B. BILAN DES EFFETS DE LA RÉFORME DES RÈGLES D'URBANISME COMMERCIAL

1. Le rôle des CDAC : un outil dont la mission n'est pas claire

a) L'activité des CDAC en 2009

88 commissions départementales d'aménagement commercial ont été constituées entre le 1 er janvier et le 31 octobre 2009. Elles ont examiné 777 demandes et ont donné un avis favorable au projet examiné dans 87 % des cas. On dénombre seulement 14 saisines à l'initiative de maires de communes de moins de 20 000 habitants concernant des projets de moins de 1 000 m 2 , soit 2 % des saisines.

b) Une institution qui cherche ses marques

Les auditions réalisées par le groupe de travail ont mis en évidence que le rôle des CDAC faisait l'objet de quatre types d'interrogations.

Leur composition et leurs règles de décision paraissent en partie inadaptées à leur objet .

Selon l'article L. 752-6 du code de commerce, les CDAC se prononcent désormais en fonction de l'impact des équipements commerciaux sur l'aménagement du territoire (animation de la vie urbaine, rurale et de montagne ; flux de transport) et le développement durable (qualité environnementale du projet ; insertion dans les réseaux de transports collectifs).

Or, on trouve dans les CDAC, outre un collège de cinq élus locaux qui sont effectivement compétents en matière d'aménagement du territoire, trois personnalités qualifiées en matière de consommation, de développement durable et d'aménagement du territoire (article L. 752-1 du code de commerce). La présence d'une personnalité qualifiée en matière de consommation ne va pas de soi dès lors que l'impact économique du projet n'a pas à entrer en ligne de compte dans la décision d'installation. De plus, on peut s'interroger sur la légitimité d'une procédure qui prend également en compte la voix d'une personnalité qualifiée nommée et celle d'un élu expressément investi par ses concitoyens d'une responsabilité dans le domaine de l'aménagement du territoire.

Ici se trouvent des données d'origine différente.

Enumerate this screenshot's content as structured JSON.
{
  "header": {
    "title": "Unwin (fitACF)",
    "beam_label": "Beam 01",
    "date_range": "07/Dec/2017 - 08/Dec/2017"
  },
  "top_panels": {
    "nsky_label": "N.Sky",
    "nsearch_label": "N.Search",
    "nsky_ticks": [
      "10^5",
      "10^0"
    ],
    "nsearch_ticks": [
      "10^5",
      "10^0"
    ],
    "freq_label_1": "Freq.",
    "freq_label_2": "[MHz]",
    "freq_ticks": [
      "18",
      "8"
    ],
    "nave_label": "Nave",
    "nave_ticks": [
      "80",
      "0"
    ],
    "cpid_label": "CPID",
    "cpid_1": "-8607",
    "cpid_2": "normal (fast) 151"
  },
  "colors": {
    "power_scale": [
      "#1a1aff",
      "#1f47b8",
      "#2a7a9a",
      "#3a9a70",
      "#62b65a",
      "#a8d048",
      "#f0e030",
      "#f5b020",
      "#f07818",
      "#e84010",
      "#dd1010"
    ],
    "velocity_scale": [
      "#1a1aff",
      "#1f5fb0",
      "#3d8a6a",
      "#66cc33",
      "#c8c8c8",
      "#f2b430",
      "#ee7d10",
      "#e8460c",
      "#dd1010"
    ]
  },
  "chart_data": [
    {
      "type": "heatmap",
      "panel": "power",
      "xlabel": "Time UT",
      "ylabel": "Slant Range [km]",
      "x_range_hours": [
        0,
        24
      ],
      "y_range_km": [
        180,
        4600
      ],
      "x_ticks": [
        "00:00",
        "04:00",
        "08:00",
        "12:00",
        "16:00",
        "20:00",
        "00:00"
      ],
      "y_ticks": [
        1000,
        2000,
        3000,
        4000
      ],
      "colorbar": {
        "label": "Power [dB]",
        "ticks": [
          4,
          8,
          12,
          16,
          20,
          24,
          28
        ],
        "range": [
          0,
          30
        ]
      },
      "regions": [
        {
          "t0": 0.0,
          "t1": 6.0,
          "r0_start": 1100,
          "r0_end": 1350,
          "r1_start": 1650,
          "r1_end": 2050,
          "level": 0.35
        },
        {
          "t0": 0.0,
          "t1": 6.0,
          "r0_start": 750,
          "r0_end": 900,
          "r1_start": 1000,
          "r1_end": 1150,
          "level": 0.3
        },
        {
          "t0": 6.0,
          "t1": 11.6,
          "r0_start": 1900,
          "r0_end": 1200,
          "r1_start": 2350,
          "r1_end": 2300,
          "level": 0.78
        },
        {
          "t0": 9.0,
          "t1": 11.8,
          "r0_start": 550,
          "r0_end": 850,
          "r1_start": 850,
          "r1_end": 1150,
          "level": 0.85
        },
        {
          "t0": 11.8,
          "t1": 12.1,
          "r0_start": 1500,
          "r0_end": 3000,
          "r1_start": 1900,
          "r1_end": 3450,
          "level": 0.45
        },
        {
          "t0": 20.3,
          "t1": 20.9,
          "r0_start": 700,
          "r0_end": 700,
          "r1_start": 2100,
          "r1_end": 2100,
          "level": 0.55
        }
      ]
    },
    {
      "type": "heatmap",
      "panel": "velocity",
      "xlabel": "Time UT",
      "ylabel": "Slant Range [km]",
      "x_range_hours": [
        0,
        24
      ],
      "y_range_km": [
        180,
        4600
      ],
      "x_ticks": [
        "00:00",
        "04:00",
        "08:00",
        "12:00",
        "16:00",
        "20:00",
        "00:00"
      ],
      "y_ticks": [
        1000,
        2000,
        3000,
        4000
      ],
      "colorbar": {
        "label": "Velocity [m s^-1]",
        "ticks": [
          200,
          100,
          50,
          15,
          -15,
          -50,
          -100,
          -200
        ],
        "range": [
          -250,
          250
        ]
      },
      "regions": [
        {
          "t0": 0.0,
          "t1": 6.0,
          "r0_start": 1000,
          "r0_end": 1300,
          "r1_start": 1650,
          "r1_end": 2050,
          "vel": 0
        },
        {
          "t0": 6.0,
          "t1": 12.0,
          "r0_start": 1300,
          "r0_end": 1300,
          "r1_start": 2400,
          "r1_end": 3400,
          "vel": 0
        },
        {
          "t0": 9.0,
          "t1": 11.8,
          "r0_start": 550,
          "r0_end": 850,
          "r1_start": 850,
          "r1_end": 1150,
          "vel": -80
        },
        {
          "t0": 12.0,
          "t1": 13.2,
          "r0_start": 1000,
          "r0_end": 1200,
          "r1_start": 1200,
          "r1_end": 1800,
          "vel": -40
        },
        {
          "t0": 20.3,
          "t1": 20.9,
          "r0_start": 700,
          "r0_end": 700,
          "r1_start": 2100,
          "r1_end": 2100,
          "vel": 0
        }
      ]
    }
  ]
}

Le rôle et les critères de décisions des actuelles CDAC ne sont pas aussi bien définis que ceux des anciennes CDEC.

Les membres des CDAC ne savent en effet plus très bien ce qui peut les autoriser à rejeter un projet d'installation dans la mesure où il n'existe pas de critères ni de normes partagés pour définir les exigences minimales à respecter en matière de développement durable et d'aménagement du territoire. Il y a ainsi un risque que les CDAC ne se prononcent plus que pour dire « oui ».

La définition des critères de saisine ne correspond peut-être pas aux réalités différenciées du commerce .

L'Association des communautés de France (ADCF) a notamment souligné que l'application d'un même seuil de saisine (principalement 1 000 m 2 ) à des types de commerce différents n'avait pas grand sens. Deux magasins de cette surface n'ont en effet pas la même « envergure » (selon l'expression figurant dans le rapport Charié 84 ( * ) ) selon qu'ils se situent dans l'ameublement ou dans l'alimentaire. Or, ce qui compte, du point de vue de l'impact d'un équipement en matière d'aménagement du territoire, c'est moins sa surface que son envergure c'est-à-dire la nature, l'ampleur et l'extension des flux de personnes et de marchandises qu'il va générer.

Les équipements commerciaux effectivement construits ne sont pas tenus d'être conformes aux projets qui ont été préalablement présentés et validés par les CDAC .

C'est l'effectivité des décisions des CDAC qui est ici en jeu dans la mesure où aucun texte ne précise la portée de ces décisions dans le champ de l'urbanisme. Un porteur de projet a ainsi tout intérêt à présenter un projet d'équipement exemplaire pour convaincre la CDAC en sachant que la délivrance du permis de construire ne prendra de toute façon en compte ni le contenu de ce projet, ni la décision de la CDAC. L'étape de la CDAC risque dans ces conditions de devenir purement factice.

* 84 « Avec le commerce, mieux vivre ensemble », rapport de M. Jean-Paul Charié, député du Loiret, parlementaire en mission sur l'urbanisme commercial, mars 2009.